Petty and Earnhardt, after all, were outsized figures who spoke their minds and wore their emotions as prominently as the decals on their fire suits. The popular presumption was that their prosperity was a product of a certain attitude: roguish, rough around the edges, and—it must be said—southern. Largely forgotten are the equipment advantages that Petty and Earnhardt held over their rivals. They were every bit as vast as the mechanical edge Jimmie holds today.

But somehow Jimmie wound up the bad guy. Because, like Jeff Gordon—his Hendrick garagemate and the first West Coaster to make his name in a southern game—Jimmie was born in SoCal and raised not to drop his Gs.

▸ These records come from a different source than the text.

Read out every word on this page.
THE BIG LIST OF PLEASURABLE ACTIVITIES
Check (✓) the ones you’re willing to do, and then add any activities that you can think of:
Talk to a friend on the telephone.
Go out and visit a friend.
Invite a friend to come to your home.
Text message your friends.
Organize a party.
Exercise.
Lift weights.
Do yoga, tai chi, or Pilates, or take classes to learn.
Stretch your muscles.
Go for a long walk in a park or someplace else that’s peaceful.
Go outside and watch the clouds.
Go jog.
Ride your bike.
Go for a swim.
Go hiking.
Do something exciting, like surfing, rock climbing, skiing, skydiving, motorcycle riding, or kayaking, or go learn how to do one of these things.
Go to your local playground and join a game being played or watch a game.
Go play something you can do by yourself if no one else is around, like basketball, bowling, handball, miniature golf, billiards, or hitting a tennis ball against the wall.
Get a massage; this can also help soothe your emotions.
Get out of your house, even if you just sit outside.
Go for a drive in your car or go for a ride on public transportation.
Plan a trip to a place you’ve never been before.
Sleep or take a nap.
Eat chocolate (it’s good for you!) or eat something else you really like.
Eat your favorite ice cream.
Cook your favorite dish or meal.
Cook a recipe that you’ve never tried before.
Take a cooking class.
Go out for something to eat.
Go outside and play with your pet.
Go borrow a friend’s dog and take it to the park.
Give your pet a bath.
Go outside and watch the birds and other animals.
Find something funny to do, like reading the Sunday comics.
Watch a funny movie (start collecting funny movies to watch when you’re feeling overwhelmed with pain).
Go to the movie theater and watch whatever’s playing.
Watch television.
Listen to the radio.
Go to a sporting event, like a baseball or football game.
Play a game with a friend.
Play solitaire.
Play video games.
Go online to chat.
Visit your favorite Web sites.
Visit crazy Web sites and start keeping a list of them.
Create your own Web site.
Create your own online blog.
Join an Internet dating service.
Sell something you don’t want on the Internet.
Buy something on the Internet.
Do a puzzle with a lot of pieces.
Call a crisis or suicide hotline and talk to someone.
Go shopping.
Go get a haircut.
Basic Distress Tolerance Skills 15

Because he (allegedly) cheats—a claim that, frankly, is a bit rich for a sport that began as a vehicle for skirting prohibition laws. Because he operates on a plane so high that he compels casual fans to take note, just as Troy Aikman, Emmitt Smith and Michael Irvin did in their heyday under Jimmy Johnson.

Perhaps if racing weren’t so broad, so fast and so difficult to capture on television, Jimmie’s true genius—the care with which he treats his car, the electric feel he has for the rhythm of a race—might be better understood. But all the great ones have their intangibles. Jimmy Johnson was no different. Folks still can’t figure out if his coaching or his recruiting made the Hurricanes and Cowboys so great—just that both squads won another championship right after he left.

But since the Cowboys and 'Canes have fallen from the ranks of the juggernauts and become a decidedly average team, Jimmy has been reborn as a universally beloved figure in broadcasting. A similar fate may await Jimmie when he’s done turning laps, winning races and elevating blood pressure in NASCAR nation. It’s just too bad that Johnson the driver has to wait until his tank is empty for his haters to truly appreciate how far he’s taken his sport.